Trying to catch up before the new season starts :D
Happy National Coming Out Day, Break out of those closets you fabulous people.
Well today at school, I was getting pretty annoyed with people today. Sad part is, it was mainly my friends. Most of them I love to death, some of them I still can’t stand sometimes, like today. Today must of been *Almost All My Friends Be Annoying and Immature day*.
First off, I was okay with it, but when they started saying immature things and yelling it out loud, got to me. Then some start running around chasing each other and acting like they are back in Pre-School, got me even more annoyed. Let’s just say, I was in a annoyed mood today and then came home to be in a depressed mood.
Came home, fed the dogs, filled up the dog pool, checked online to find my ex who I thought I was extremely in love with *In A Relationship With *********. I don’t know who the chick is and pretty much don’t care. It’s just every memory of me and him had hit me at once, and I bursted out crying and oh did I feel pathetic. We have not been together for almost 2 years and I still cry and hurt because were not together. So, I told him I was going to delete him from my life and I never wanted to see him again…and his answer was *Okay, oh and I’m bleeding internally* which made my crying even worse, because he was in pain and I still freaking cared about him…but I told him to just go because I couldn’t do anything anymore, because he was in a happy relationship and he had apparently moved on.
I even told the guy I really like now, everything…even things I have never told anyone…He understood and did not get upset of me talking about my ex. I still wish I had someone to hold and cry into their arms, but no, I never have that, I always end up crying alone or bottling it all up. So today was a mixed emotion kind of day…

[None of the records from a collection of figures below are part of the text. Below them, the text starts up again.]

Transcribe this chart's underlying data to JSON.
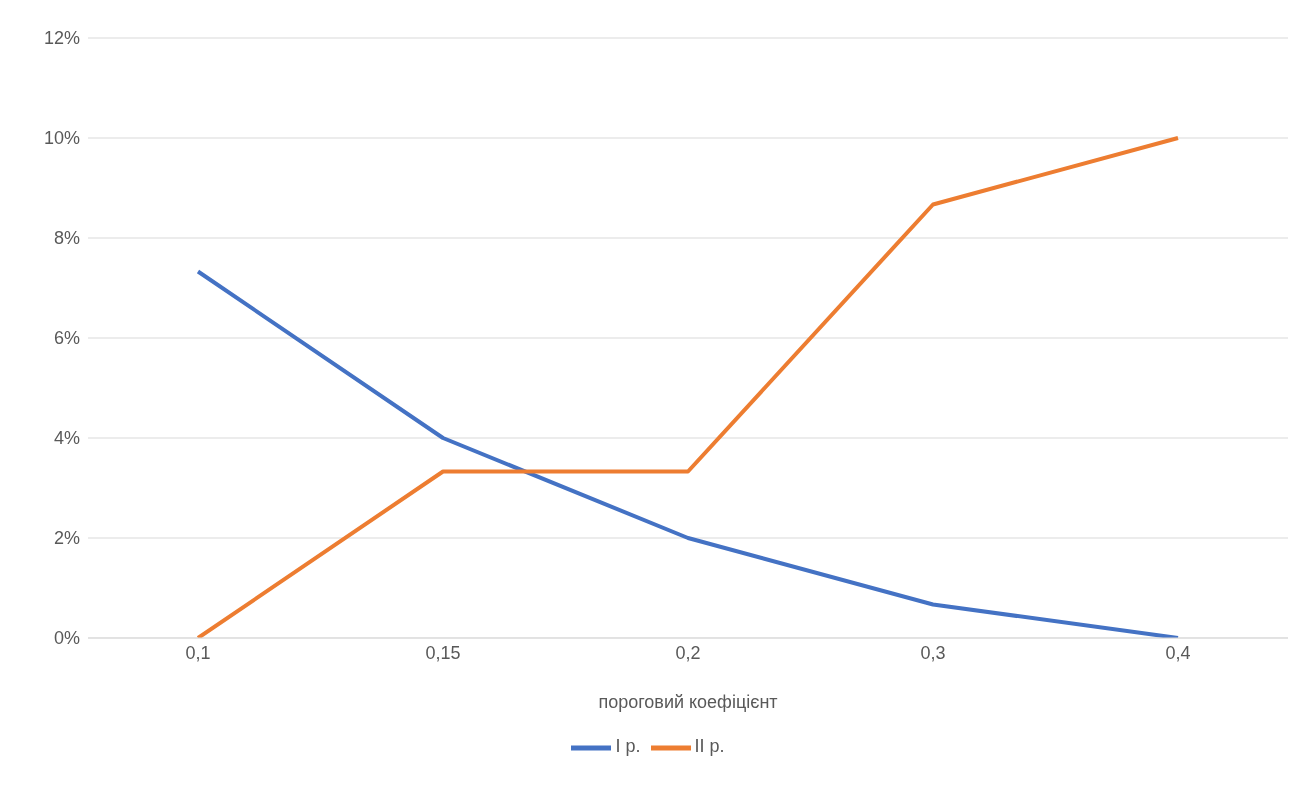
{
  "chart_data": {
    "type": "line",
    "xlabel": "пороговий коефіцієнт",
    "categories": [
      "0,1",
      "0,15",
      "0,2",
      "0,3",
      "0,4"
    ],
    "series": [
      {
        "name": "I р.",
        "color": "#4472c4",
        "values": [
          7.33,
          4,
          2,
          0.67,
          0
        ]
      },
      {
        "name": "II р.",
        "color": "#ed7d31",
        "values": [
          0,
          3.33,
          3.33,
          8.67,
          10
        ]
      }
    ],
    "ylim": [
      0,
      12
    ],
    "yticks": [
      {
        "value": 0,
        "label": "0%"
      },
      {
        "value": 2,
        "label": "2%"
      },
      {
        "value": 4,
        "label": "4%"
      },
      {
        "value": 6,
        "label": "6%"
      },
      {
        "value": 8,
        "label": "8%"
      },
      {
        "value": 10,
        "label": "10%"
      },
      {
        "value": 12,
        "label": "12%"
      }
    ],
    "grid": "y",
    "legend": "bottom",
    "marker": "none",
    "line_style": "solid"
  }
}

Oh and last thing, there is this friend of mine, who just got a new girlfriend, and guess what he is doing…flirting with everyone, plus me, and it pisses me off for some reason. Like seriously, I know you are new to the whole *dating* thing, but damn keep your hands off of girls who isn’t your girlfriend. Just saying.
Today was a lot better then yesterday. Even though I have a lot on my mind today. First off, I haven’t been taking my depression pills, because they make me feel nothing, so ya that is affecting my mood. Second, I have a crush on two guys at my school, one knows but he has a girl friend and I think I am way out of his league, but I just can’t stop looking at him…and I know to keep my distance from him because I like him, now I can’t even talk to him…because I am frighten what I might say, then there will be drama and I will be even more hated by people at my school. The second one, he is hard to read, so I don’t know if he knows or not and I think he thinks I am annoying and childish…which I do have my moments. I know I promised myself *no relationships/boys*, but sometimes it’s hard to get certain people off your mind….
Oh and third is just the future. I’m scared, excited, and confused. I am turning 18 in just 2 days…and I’m still not that far. I’m still in High School, I don’t have a job, I don’t have a permit, I don’t have my own place, and ya. I believe I should have had all those things already…but no. I know I haven’t been able to learn much things or grow when I lived with my mom, so since I have lived with my aunt, I have finally been growing up, but still slowly, and I know it is because I am scared.
On good notes, I love my classes, I have some classes with people that don’t like me, but that is okay. I have the guy I have crush on in my first class, but I just got to keep my distance and I will be fine. I have one of the teachers for 3 blocks. I will be taking Intro to Art and Photography, so I will share my horrible work, just kidding. I have pretty much all awesome teachers this year and and and and!!!! I will only have to take 2 classes next year, plus Bosies (don’t know how to spell it), since it helps me get a head start on college and I get free text books. Oh and guess what…there is already DRAMA happening at school…I just walked away, hoping not to be put into it again, like last year.
Anyways hope everyone else had a good awesome day.